In Hoffmann, the employee was discharged for attempting to take home an extension cord belonging to the employer without a "scrap pass.” The employee contended he was merely borrowing the extension cord, but his employer believed he was trying to steal it. In upholding the trial court’s award of benefits under section 602(A), the court found that the employer was not actually harmed by the employee’s conduct because the extension cord had been returned. The court went on to find that there was no evidence that the employer suffered or would suffer any loss of property or other harm as a result of the employee’s conduct. Hoffmann, 217 Ill. App. 3d at 499, 577 N.E.2d at 520; see also Adams v. Ward, 206 Ill. App. 3d 719, 565 N.E.2d 53.

In the present case, we do not believe the threats of possible future injury advanced by HealthNetwork constitute "harm” under the Act. It has offered no evidence to show that either the threat of monetary sanctions for allegedly violating State law or the loss of goodwill occasioned by plaintiff’s one-time use of its name on the request-for-quote form are likely to ever evolve into actual threats.

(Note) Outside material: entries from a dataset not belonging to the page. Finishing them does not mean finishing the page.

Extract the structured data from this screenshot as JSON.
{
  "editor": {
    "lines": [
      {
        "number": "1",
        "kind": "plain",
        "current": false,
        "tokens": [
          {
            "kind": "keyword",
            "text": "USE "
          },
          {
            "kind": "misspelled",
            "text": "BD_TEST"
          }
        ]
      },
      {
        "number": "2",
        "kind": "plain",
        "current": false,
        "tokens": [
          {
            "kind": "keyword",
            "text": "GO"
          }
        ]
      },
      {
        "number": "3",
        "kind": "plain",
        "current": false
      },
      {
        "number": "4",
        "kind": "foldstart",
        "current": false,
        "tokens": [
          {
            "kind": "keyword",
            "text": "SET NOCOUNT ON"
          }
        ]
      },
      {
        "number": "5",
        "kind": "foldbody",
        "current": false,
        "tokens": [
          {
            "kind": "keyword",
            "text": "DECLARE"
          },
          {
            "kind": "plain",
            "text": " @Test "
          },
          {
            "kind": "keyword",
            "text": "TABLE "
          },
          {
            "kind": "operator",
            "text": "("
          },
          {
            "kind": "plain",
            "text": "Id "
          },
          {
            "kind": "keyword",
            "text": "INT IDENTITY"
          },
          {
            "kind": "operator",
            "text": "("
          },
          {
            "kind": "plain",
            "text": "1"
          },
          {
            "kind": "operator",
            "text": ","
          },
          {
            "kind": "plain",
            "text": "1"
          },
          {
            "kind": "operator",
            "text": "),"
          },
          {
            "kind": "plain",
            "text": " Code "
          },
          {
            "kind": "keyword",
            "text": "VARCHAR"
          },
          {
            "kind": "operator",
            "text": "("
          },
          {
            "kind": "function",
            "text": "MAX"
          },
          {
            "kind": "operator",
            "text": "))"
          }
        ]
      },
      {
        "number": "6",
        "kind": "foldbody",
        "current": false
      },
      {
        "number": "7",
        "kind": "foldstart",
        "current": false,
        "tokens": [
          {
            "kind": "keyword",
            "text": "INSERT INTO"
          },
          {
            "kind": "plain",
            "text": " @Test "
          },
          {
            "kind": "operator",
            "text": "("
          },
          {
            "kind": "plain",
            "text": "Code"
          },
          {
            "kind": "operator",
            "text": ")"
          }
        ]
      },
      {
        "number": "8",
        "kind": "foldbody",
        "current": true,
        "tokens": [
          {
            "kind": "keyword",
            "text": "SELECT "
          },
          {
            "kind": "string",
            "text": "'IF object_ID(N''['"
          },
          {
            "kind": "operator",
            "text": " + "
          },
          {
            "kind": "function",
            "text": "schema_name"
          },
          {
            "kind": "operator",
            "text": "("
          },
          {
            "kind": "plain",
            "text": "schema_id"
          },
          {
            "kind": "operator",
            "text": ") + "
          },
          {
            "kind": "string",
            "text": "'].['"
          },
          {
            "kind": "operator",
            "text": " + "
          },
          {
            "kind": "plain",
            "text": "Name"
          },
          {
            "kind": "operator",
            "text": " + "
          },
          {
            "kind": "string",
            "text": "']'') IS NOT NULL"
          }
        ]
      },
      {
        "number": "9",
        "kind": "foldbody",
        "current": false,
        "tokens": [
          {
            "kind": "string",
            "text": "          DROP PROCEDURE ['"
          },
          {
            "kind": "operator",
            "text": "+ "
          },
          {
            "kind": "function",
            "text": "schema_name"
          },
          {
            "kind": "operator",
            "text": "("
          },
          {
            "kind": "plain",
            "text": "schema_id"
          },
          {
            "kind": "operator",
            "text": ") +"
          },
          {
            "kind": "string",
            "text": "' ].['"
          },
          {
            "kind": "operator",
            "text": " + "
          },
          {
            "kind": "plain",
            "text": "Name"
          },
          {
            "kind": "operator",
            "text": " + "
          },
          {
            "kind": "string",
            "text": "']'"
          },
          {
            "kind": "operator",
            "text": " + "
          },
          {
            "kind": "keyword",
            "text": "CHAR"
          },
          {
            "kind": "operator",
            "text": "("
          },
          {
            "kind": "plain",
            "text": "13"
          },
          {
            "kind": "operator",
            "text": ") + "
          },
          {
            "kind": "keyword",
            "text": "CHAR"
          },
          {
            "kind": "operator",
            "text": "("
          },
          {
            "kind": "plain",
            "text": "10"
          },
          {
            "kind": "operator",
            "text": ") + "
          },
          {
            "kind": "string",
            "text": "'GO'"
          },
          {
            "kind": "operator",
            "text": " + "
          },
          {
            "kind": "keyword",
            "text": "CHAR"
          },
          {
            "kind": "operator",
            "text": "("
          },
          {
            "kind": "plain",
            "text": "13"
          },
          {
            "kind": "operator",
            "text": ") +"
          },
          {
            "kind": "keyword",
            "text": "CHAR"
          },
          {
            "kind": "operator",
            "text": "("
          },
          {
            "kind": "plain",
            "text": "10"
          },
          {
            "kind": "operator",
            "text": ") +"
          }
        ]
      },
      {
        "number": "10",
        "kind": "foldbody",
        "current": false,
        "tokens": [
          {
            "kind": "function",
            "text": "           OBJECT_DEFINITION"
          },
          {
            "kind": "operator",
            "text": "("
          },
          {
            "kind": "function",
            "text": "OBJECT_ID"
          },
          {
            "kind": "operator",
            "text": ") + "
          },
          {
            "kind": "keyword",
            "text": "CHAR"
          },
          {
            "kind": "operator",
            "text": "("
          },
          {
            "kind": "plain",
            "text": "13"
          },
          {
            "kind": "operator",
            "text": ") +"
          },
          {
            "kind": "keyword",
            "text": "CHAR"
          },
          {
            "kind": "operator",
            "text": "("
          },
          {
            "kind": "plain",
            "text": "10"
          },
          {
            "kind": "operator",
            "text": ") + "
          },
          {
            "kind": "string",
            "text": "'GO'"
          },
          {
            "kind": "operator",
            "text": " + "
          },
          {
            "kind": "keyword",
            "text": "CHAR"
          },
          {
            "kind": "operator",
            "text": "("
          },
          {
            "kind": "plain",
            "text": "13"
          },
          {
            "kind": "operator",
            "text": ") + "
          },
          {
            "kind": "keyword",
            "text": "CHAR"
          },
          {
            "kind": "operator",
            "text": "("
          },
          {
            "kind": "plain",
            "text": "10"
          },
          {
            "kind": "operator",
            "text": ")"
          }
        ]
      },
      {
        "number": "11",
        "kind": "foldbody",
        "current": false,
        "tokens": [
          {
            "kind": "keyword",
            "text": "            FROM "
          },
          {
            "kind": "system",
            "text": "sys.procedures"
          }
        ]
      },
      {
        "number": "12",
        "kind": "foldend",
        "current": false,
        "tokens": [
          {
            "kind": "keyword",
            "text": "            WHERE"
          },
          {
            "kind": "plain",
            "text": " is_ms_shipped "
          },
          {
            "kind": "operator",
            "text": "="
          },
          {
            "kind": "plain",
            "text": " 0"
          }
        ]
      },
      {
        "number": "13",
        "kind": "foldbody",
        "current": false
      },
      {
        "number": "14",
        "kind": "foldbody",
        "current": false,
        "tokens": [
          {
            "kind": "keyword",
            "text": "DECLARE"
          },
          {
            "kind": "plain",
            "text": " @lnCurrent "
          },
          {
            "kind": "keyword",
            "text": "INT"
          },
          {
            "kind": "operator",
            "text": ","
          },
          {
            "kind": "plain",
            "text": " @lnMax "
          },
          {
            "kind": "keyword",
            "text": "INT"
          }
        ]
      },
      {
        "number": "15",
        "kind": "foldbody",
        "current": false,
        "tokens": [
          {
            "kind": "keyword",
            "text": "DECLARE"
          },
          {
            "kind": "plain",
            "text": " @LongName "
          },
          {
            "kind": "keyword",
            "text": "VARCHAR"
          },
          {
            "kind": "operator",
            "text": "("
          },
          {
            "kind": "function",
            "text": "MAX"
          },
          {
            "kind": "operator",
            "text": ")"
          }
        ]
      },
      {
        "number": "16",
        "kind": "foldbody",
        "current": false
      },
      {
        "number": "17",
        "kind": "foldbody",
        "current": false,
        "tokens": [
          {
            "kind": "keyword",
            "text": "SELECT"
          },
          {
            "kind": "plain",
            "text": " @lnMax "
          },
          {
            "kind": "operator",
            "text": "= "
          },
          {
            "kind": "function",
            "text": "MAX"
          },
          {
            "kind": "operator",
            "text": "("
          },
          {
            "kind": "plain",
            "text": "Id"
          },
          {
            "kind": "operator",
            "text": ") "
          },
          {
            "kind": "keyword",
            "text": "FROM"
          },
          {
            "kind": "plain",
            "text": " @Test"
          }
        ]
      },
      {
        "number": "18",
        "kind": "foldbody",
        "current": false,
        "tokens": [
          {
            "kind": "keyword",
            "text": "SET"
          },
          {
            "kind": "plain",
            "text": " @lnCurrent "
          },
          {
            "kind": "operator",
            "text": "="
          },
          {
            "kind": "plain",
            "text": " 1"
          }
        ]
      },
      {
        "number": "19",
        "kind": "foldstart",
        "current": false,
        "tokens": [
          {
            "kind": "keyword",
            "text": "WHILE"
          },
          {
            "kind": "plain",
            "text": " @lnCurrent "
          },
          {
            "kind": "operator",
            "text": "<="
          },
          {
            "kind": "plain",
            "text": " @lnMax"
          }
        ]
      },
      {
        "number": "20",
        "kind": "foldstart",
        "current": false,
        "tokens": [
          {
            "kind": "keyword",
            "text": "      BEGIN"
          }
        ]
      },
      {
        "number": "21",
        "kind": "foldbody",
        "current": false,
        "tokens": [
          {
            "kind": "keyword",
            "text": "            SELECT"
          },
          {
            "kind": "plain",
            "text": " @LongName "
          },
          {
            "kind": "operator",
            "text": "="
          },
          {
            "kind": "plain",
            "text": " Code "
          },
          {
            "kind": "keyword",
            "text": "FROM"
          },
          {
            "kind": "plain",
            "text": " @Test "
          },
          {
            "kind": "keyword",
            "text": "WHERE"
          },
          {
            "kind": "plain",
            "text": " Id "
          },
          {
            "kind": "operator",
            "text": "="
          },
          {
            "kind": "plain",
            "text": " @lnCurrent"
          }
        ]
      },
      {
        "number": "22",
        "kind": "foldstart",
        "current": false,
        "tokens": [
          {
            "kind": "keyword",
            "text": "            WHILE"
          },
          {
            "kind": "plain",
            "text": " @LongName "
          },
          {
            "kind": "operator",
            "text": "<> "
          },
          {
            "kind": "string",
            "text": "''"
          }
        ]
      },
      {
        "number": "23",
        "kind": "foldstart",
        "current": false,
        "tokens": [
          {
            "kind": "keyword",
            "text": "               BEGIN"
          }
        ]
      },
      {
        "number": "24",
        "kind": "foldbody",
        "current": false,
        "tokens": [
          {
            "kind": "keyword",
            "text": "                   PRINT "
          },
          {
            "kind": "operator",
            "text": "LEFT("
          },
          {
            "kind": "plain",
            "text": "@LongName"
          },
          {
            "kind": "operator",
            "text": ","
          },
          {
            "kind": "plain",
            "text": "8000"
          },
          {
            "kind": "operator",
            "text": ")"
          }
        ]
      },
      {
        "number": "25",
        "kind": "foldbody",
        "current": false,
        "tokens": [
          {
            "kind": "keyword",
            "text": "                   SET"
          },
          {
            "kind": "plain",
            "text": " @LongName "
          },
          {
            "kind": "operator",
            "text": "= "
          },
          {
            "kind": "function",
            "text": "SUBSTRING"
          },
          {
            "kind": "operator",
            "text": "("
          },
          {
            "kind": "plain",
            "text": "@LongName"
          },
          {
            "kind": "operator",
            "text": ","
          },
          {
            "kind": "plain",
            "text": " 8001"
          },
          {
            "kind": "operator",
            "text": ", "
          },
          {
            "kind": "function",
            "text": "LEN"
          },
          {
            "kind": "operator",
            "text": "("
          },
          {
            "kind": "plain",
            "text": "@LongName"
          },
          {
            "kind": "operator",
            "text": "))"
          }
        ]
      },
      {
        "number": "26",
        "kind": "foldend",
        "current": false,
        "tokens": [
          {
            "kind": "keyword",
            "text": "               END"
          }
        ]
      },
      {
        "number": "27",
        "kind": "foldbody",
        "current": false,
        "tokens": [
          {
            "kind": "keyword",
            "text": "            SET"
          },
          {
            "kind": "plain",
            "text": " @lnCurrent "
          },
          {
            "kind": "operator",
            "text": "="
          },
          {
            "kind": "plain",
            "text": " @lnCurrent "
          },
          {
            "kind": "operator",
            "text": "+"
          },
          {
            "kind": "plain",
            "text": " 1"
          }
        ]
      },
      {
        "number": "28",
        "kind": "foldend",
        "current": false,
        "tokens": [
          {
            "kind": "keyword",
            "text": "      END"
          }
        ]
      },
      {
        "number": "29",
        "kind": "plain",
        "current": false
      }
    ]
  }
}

On the record before us, we conclude that the risk of loss to Health-Network, financial or otherwise, is nothing more than a remote possibility. The form was, as plaintiff testified, merely an information-gathering tool. It was not an offer or agreement to provide insurance or to do anything else, and it did not purport to contractually bind HealthNetwork, or Association Life for that matter, in any manner. Moreover, as stated, no policies were purchased by the several dentists to whom the form was sent, thus negating HealthNetwork’s claim that customers who purchased policies would look poorly upon the company after learning it was not an insurer. While we recognize that a few courts have held that a threat of future financial loss occasioned by the conduct of the employee has been held to be harmful to an employer (see Bandemer v. Department of Employment Security (1990), 204 Ill. App. 3d 192, 562 N.E.2d 6; Winklmeier v. Board of Review of the Department of Labor (1983), 115 Ill. App. 3d 154, 450 N.E.2d 353), the threats at issue in those cases were real and impending, not remote and speculative possibilities. Accordingly, we find those cases to be distinguishable. Other reviewing courts are in accord with this analysis. See Farmers State Bank v. Department of Employment Security (1991), 216 Ill. App. 3d 633, 576 N.E.2d 532; Pesce v. Board of Review of the Department of Employment Security (1987), 161 Ill. App. 3d 879, 515 N.E.2d 849.

*1063For the reasons stated, we hold that plaintiff is entitled to unemployment benefits under the Act. The judgment of the circuit court of Cook County is therefore reversed.

Judgment reversed.

EGAN, P.J., and RAKOWSKI, J„ concur.